Legend has it that the British writer Malcolm Lowry (1909-1957) discovered Anis del Mono in Granada, during a trip he made in 1933 immediately after the publication of his first novel Ultramarine. There is evidence that in his youth, Lowry coulds not even put on his socks or tie his shoelaces thanks to his fondness for alcohol which was comparable only to his other passion, literature.

Lowry fell in love with Granada and the Villa Carmona, which had a patio with a huge tree in the centre, ideal shelter to get over his massive hangovers. And it was in the caves of Sacromonte and the gardens of the Generalife where he wooed the love of his life, Jan Gabrial, a love that served as inspiration just months before Hitler became chancellor. Lowry not only found love, he also found a propensity for the anise from Badalona and the company of the Guardia Civil and it was Jan Gabrial who became Yvonne Firmin, all of which would be the basis for his tortured yet monumental novel Under the volcano, which publishers Viena has now presented in an excellent edition translated by Xavier Pàmies.
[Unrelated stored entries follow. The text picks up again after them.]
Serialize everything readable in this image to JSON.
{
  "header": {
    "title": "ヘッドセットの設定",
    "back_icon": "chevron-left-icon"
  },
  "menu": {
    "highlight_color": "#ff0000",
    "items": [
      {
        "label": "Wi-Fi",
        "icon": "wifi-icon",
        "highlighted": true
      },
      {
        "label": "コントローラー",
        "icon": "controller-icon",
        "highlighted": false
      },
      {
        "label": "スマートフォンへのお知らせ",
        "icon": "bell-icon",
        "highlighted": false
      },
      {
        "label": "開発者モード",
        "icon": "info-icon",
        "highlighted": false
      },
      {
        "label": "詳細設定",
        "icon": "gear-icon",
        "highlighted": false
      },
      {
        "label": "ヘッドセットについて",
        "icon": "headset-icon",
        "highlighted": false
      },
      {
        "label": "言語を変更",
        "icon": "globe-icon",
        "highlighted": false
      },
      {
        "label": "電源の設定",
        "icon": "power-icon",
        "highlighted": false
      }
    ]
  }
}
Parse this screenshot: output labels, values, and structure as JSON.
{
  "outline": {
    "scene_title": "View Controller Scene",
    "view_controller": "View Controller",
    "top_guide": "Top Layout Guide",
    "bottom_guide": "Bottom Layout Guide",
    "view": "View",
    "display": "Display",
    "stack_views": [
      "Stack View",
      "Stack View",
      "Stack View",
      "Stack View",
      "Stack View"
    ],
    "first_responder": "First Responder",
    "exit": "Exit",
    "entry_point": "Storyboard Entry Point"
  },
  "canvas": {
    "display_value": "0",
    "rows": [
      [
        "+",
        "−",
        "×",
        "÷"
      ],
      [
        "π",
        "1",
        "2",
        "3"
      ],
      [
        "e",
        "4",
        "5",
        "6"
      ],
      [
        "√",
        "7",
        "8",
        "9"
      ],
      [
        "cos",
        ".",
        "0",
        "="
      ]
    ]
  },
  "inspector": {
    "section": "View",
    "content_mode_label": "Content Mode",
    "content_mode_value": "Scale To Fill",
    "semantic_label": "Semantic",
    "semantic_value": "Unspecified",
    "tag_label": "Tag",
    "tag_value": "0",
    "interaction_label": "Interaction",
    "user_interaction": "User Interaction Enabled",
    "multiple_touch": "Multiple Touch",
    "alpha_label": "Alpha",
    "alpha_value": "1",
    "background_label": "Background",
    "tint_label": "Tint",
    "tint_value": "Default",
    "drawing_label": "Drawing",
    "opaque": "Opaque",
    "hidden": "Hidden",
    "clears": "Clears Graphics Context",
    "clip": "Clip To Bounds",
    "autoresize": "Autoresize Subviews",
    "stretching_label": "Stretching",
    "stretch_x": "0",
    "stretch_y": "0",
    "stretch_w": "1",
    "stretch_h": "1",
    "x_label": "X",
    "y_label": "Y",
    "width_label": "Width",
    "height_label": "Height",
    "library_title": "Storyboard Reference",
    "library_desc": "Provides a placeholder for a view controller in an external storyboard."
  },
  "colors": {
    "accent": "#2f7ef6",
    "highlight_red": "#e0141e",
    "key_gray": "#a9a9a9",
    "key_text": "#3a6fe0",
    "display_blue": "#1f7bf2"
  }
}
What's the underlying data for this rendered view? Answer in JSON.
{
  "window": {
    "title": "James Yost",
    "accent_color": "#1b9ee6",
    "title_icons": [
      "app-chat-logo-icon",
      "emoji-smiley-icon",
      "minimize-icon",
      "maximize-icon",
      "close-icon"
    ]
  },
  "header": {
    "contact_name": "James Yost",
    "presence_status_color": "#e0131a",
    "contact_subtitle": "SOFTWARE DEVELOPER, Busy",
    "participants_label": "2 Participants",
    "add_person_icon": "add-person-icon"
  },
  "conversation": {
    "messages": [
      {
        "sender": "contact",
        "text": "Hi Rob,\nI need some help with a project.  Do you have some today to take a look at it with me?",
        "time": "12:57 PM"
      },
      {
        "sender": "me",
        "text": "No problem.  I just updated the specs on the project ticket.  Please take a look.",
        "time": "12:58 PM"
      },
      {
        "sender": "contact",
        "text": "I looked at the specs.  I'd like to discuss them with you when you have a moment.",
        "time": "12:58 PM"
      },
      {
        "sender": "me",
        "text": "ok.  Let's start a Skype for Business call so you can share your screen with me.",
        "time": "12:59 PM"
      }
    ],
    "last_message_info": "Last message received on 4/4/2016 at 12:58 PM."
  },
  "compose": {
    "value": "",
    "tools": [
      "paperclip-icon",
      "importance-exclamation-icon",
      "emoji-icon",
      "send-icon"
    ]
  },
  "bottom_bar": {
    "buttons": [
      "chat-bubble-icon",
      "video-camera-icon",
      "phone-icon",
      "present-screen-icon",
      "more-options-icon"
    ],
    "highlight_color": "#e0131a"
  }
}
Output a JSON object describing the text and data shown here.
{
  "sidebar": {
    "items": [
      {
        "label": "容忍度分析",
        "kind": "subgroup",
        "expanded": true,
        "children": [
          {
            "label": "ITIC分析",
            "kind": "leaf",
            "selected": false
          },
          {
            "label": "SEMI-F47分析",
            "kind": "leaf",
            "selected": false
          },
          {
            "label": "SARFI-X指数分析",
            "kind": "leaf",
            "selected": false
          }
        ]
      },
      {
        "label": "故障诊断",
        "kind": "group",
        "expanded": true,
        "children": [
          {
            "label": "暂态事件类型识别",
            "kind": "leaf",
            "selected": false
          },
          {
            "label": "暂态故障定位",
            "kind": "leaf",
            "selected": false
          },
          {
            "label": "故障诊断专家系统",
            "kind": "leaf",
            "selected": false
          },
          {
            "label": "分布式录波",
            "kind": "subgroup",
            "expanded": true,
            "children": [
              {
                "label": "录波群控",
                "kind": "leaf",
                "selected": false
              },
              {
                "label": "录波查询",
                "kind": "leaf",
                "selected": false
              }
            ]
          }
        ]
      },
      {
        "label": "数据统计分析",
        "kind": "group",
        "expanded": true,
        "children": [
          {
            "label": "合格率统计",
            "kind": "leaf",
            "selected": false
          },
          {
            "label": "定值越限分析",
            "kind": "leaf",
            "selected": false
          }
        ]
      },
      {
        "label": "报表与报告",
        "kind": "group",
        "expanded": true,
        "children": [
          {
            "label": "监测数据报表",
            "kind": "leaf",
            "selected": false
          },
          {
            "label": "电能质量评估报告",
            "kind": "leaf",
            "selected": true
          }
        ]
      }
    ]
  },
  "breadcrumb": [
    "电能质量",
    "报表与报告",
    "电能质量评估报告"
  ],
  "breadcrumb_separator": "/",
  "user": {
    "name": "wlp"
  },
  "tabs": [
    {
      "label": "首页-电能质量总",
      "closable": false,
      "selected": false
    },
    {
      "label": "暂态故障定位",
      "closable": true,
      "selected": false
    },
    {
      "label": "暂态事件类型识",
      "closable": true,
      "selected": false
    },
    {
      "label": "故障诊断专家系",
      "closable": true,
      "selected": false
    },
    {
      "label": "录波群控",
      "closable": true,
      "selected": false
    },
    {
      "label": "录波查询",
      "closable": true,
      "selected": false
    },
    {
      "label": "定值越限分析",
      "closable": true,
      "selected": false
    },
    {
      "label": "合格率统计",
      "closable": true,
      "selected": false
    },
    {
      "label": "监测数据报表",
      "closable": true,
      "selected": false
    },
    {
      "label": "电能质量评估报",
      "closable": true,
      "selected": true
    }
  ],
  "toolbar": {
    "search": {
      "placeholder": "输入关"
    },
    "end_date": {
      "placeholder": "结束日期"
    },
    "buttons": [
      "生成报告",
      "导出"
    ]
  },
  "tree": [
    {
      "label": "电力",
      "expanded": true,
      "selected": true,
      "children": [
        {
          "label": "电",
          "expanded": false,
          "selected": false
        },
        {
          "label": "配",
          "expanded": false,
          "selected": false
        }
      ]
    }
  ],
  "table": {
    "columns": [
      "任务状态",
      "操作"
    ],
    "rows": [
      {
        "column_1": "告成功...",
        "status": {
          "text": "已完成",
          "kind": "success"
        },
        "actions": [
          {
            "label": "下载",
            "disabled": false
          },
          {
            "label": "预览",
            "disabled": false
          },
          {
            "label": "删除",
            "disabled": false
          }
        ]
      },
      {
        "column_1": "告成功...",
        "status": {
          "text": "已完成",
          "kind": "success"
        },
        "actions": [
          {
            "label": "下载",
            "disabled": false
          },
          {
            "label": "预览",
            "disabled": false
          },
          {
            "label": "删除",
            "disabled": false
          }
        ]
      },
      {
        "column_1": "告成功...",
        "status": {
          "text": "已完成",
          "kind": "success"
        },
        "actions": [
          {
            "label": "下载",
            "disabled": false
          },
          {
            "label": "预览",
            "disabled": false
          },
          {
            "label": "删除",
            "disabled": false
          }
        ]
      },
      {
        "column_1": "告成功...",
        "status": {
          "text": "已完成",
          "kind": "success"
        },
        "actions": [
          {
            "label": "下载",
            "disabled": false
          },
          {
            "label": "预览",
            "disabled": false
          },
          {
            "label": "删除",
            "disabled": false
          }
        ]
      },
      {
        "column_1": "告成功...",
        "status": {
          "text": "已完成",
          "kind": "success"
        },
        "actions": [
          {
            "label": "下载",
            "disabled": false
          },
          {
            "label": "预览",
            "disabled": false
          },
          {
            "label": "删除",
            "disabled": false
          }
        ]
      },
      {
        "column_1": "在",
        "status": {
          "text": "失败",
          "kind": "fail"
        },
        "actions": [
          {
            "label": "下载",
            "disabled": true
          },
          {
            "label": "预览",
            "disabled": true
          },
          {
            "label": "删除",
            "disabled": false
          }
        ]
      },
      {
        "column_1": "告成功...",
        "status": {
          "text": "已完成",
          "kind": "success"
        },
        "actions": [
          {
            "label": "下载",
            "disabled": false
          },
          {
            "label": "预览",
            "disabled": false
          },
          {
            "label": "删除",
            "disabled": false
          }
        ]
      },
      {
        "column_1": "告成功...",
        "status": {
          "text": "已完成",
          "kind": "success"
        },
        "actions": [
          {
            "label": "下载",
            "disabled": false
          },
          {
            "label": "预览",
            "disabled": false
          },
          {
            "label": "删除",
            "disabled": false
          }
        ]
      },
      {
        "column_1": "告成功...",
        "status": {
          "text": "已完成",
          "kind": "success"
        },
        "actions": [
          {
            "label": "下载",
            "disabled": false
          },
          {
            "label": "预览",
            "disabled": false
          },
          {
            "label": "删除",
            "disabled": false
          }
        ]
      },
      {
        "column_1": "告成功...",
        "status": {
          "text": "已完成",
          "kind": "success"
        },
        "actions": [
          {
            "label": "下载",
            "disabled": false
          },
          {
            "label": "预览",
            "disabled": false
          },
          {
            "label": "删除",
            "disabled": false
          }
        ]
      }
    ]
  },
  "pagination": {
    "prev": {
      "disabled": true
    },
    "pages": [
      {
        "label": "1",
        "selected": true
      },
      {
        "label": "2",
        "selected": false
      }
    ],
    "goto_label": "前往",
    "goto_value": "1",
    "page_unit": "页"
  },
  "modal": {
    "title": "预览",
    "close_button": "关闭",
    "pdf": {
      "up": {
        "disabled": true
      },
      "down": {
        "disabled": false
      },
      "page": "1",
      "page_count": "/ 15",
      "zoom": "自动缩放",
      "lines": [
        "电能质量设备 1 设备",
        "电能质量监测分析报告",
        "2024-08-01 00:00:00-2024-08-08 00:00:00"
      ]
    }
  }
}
The novel in its time was almost a cult, and its muse-like references lead producer John Houston to take it to the screen in 1988 with Albert Finney, Jacqueline Bisset, Anthony Andrews and Katy Jurado. The opening scene alone is worth the price of the ticket stub.

Like Joyce's Ulysses it chronicles just one day. The story is set in a Mexican town and mixes expressionist imagery with the alcoholic haze of Lowry's own life which together make the masterpiece seem perhaps as if it justifies all the pain and sacrifice of his own life.